If 1978 Dylan fans were unsettled by this I wasn’t. As a Moody Blues and at this stage Horslips fan I was more than up for a few flute riffs. The saxophone though was put Bruce Springsteen. The Big Man Clarence Clemons was Springsteen’s foil and a very big presence on the cover of that iconic 70s record Born To Run. Why shouldn’t Dylan give it a try.
Reggae versions too. Again I was used to such arrangements. Bob Marley had become another of the rock icons of the 70s. Eric Clapton had covered Marley’s I Shot The Sheriff and even done his own reggae version of Knockin On Heaven’s Door that Dylan repeats here.
Above all of this. As Bob looks back and around for his Budokan muse so too he looks forward. The female Gospel vocals would become the major feature of the next few years of Dylan’s live shows. Where he is with Jesus at Budokan is anyone’s guess but the Gospel singers are ready!
So, why shouldn’t Bob Dylan bring a plethora of contemporary ideas into a career known for its reinvention. For me there is a hint of musical snobbery in those who dismiss these Budokan concerts.
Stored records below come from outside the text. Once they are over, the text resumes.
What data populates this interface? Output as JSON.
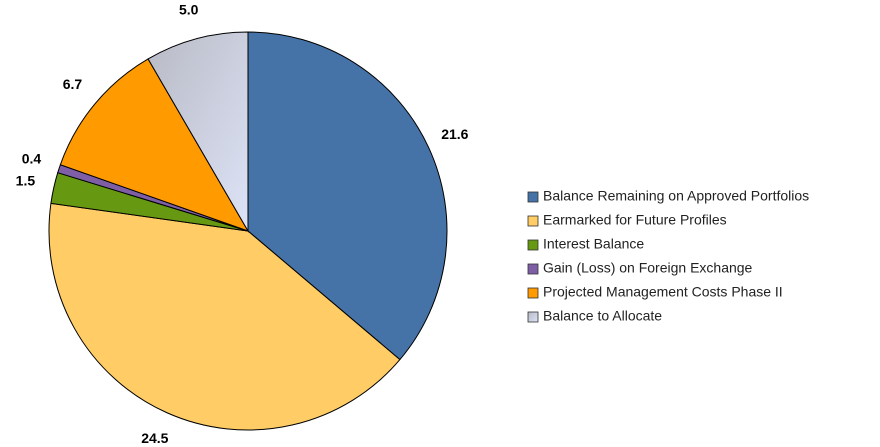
{
  "chart_data": {
    "type": "pie",
    "categories": [
      "Balance Remaining on Approved Portfolios",
      "Earmarked for Future Profiles",
      "Interest Balance",
      "Gain (Loss) on Foreign Exchange",
      "Projected Management Costs Phase II",
      "Balance to Allocate"
    ],
    "values": [
      21.6,
      24.5,
      1.5,
      0.4,
      6.7,
      5
    ],
    "value_labels": [
      "21.6",
      "24.5",
      "1.5",
      "0.4",
      "6.7",
      "5.0"
    ],
    "colors": [
      "#4673a7",
      "#ffcc66",
      "#669911",
      "#7e5fa6",
      "#ff9a00",
      "#dde3f7"
    ],
    "legend": "right"
  }
}
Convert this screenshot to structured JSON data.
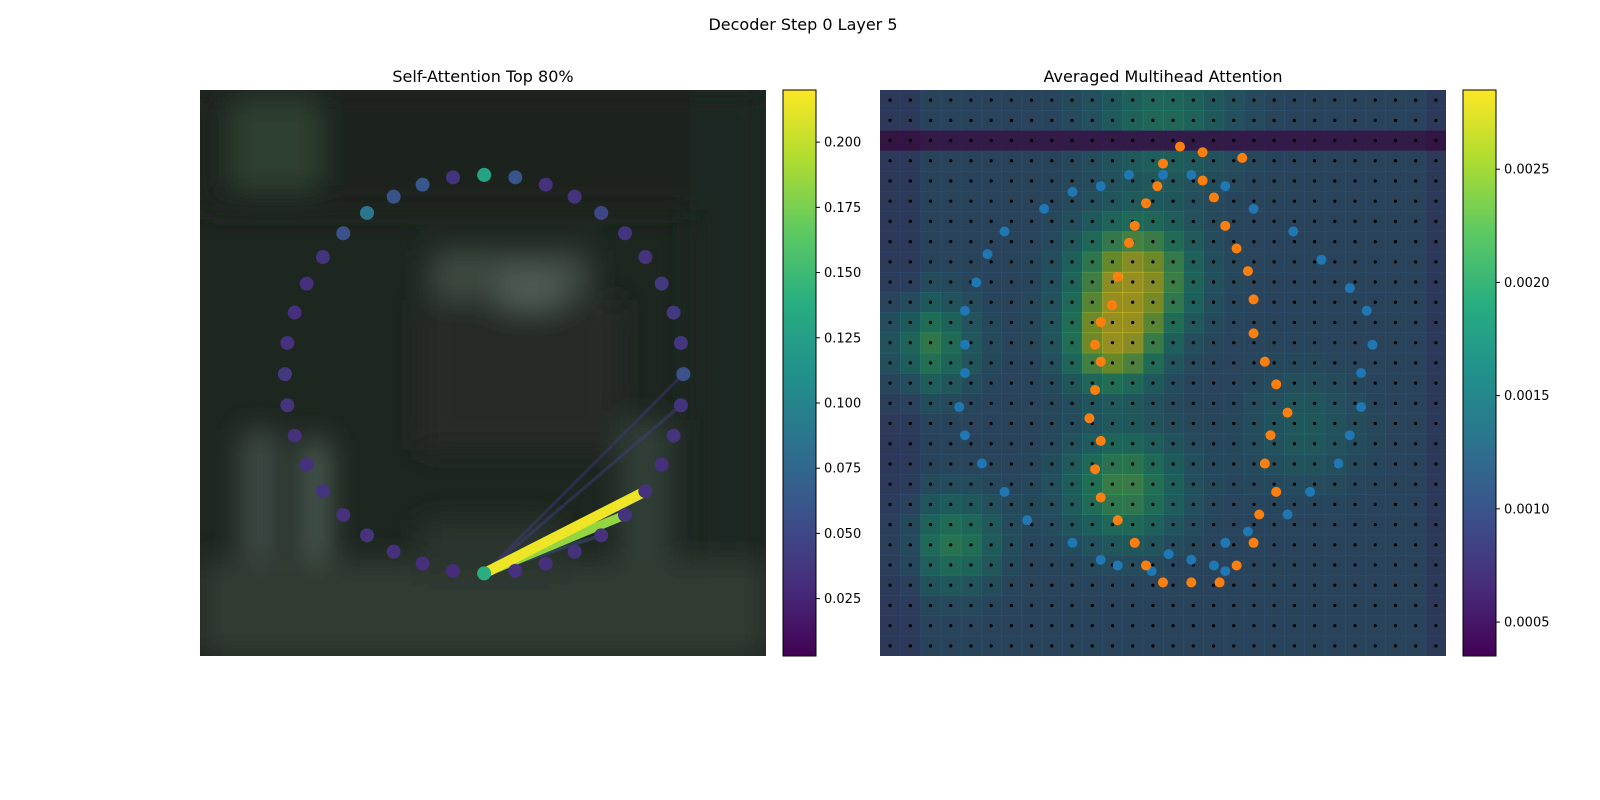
{
  "figure": {
    "suptitle": "Decoder Step 0 Layer 5"
  },
  "chart_data": [
    {
      "type": "scatter",
      "title": "Self-Attention Top 80%",
      "grid": false,
      "background": "blurred photo of an outdoor scene (dark green/grey tones)",
      "points": {
        "count": 40,
        "layout": "ring",
        "query_index": 10,
        "values": [
          0.058,
          0.036,
          0.035,
          0.034,
          0.034,
          0.036,
          0.034,
          0.036,
          0.034,
          0.034,
          0.14,
          0.03,
          0.032,
          0.034,
          0.036,
          0.034,
          0.036,
          0.034,
          0.034,
          0.036,
          0.04,
          0.034,
          0.032,
          0.032,
          0.036,
          0.058,
          0.09,
          0.06,
          0.062,
          0.036,
          0.13,
          0.06,
          0.034,
          0.036,
          0.05,
          0.036,
          0.036,
          0.04,
          0.04,
          0.038
        ]
      },
      "links": [
        {
          "from": 10,
          "to": 4,
          "weight": 0.215
        },
        {
          "from": 10,
          "to": 5,
          "weight": 0.185
        },
        {
          "from": 10,
          "to": 6,
          "weight": 0.06
        },
        {
          "from": 10,
          "to": 1,
          "weight": 0.045
        },
        {
          "from": 10,
          "to": 0,
          "weight": 0.04
        }
      ],
      "colorbar": {
        "min": 0.003,
        "max": 0.22,
        "ticks": [
          0.025,
          0.05,
          0.075,
          0.1,
          0.125,
          0.15,
          0.175,
          0.2
        ],
        "tick_labels": [
          "0.025",
          "0.050",
          "0.075",
          "0.100",
          "0.125",
          "0.150",
          "0.175",
          "0.200"
        ]
      }
    },
    {
      "type": "heatmap",
      "title": "Averaged Multihead Attention",
      "grid_size": [
        28,
        28
      ],
      "colorbar": {
        "min": 0.00035,
        "max": 0.00285,
        "ticks": [
          0.0005,
          0.001,
          0.0015,
          0.002,
          0.0025
        ],
        "tick_labels": [
          "0.0005",
          "0.0010",
          "0.0015",
          "0.0020",
          "0.0025"
        ]
      },
      "hotspots": [
        {
          "cx": 0.45,
          "cy": 0.33,
          "r": 0.1,
          "v": 0.0028
        },
        {
          "cx": 0.41,
          "cy": 0.45,
          "r": 0.08,
          "v": 0.0026
        },
        {
          "cx": 0.43,
          "cy": 0.7,
          "r": 0.1,
          "v": 0.0022
        },
        {
          "cx": 0.08,
          "cy": 0.45,
          "r": 0.08,
          "v": 0.0021
        },
        {
          "cx": 0.13,
          "cy": 0.8,
          "r": 0.08,
          "v": 0.002
        },
        {
          "cx": 0.5,
          "cy": 0.05,
          "r": 0.12,
          "v": 0.0018
        },
        {
          "cx": 0.75,
          "cy": 0.6,
          "r": 0.1,
          "v": 0.0015
        }
      ],
      "base_value": 0.0011,
      "overlays": [
        {
          "name": "blue-ring",
          "color": "#1f77b4",
          "points": [
            [
              0.39,
              0.17
            ],
            [
              0.44,
              0.15
            ],
            [
              0.55,
              0.15
            ],
            [
              0.61,
              0.17
            ],
            [
              0.66,
              0.21
            ],
            [
              0.73,
              0.25
            ],
            [
              0.78,
              0.3
            ],
            [
              0.83,
              0.35
            ],
            [
              0.86,
              0.39
            ],
            [
              0.87,
              0.45
            ],
            [
              0.85,
              0.5
            ],
            [
              0.85,
              0.56
            ],
            [
              0.83,
              0.61
            ],
            [
              0.81,
              0.66
            ],
            [
              0.76,
              0.71
            ],
            [
              0.72,
              0.75
            ],
            [
              0.65,
              0.78
            ],
            [
              0.61,
              0.8
            ],
            [
              0.55,
              0.83
            ],
            [
              0.48,
              0.85
            ],
            [
              0.39,
              0.83
            ],
            [
              0.34,
              0.8
            ],
            [
              0.26,
              0.76
            ],
            [
              0.22,
              0.71
            ],
            [
              0.18,
              0.66
            ],
            [
              0.15,
              0.61
            ],
            [
              0.14,
              0.56
            ],
            [
              0.15,
              0.5
            ],
            [
              0.15,
              0.45
            ],
            [
              0.15,
              0.39
            ],
            [
              0.17,
              0.34
            ],
            [
              0.19,
              0.29
            ],
            [
              0.22,
              0.25
            ],
            [
              0.29,
              0.21
            ],
            [
              0.34,
              0.18
            ],
            [
              0.5,
              0.15
            ],
            [
              0.59,
              0.84
            ],
            [
              0.51,
              0.82
            ],
            [
              0.61,
              0.85
            ],
            [
              0.42,
              0.84
            ]
          ]
        },
        {
          "name": "orange-ring",
          "color": "#ff7f0e",
          "points": [
            [
              0.53,
              0.1
            ],
            [
              0.57,
              0.11
            ],
            [
              0.5,
              0.13
            ],
            [
              0.49,
              0.17
            ],
            [
              0.47,
              0.2
            ],
            [
              0.45,
              0.24
            ],
            [
              0.44,
              0.27
            ],
            [
              0.42,
              0.33
            ],
            [
              0.41,
              0.38
            ],
            [
              0.39,
              0.41
            ],
            [
              0.38,
              0.45
            ],
            [
              0.39,
              0.48
            ],
            [
              0.38,
              0.53
            ],
            [
              0.37,
              0.58
            ],
            [
              0.39,
              0.62
            ],
            [
              0.38,
              0.67
            ],
            [
              0.39,
              0.72
            ],
            [
              0.42,
              0.76
            ],
            [
              0.45,
              0.8
            ],
            [
              0.47,
              0.84
            ],
            [
              0.5,
              0.87
            ],
            [
              0.55,
              0.87
            ],
            [
              0.6,
              0.87
            ],
            [
              0.63,
              0.84
            ],
            [
              0.66,
              0.8
            ],
            [
              0.67,
              0.75
            ],
            [
              0.7,
              0.71
            ],
            [
              0.68,
              0.66
            ],
            [
              0.69,
              0.61
            ],
            [
              0.72,
              0.57
            ],
            [
              0.7,
              0.52
            ],
            [
              0.68,
              0.48
            ],
            [
              0.66,
              0.43
            ],
            [
              0.66,
              0.37
            ],
            [
              0.65,
              0.32
            ],
            [
              0.63,
              0.28
            ],
            [
              0.61,
              0.24
            ],
            [
              0.59,
              0.19
            ],
            [
              0.57,
              0.16
            ],
            [
              0.64,
              0.12
            ]
          ]
        }
      ]
    }
  ]
}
So, I was thrilled that there would be a box set of the complete Budokan. Now we can hear 1978 versions of songs like Ramona, I Threw It All Away, The Man In Me and Tomorrow Is A Long Time as well as rarities Repossession Blues and Love Her With Feeling
With such releases I quickly glance across the track listings and the prices to see which I will purchase. As I am currently buying vinyl I am going to actually buy the double vinyl Another Budokan 1978 at £35 as I think £190 is utter madness for 4 CDs especially when fans have almost two of them.
In the next few weeks I am looking forward to listening to 1978 Bob Dylan. I hope at times it will take me back to my teens and those early Bob loving days but also back into that Dylan catalogue in which I am always discovering.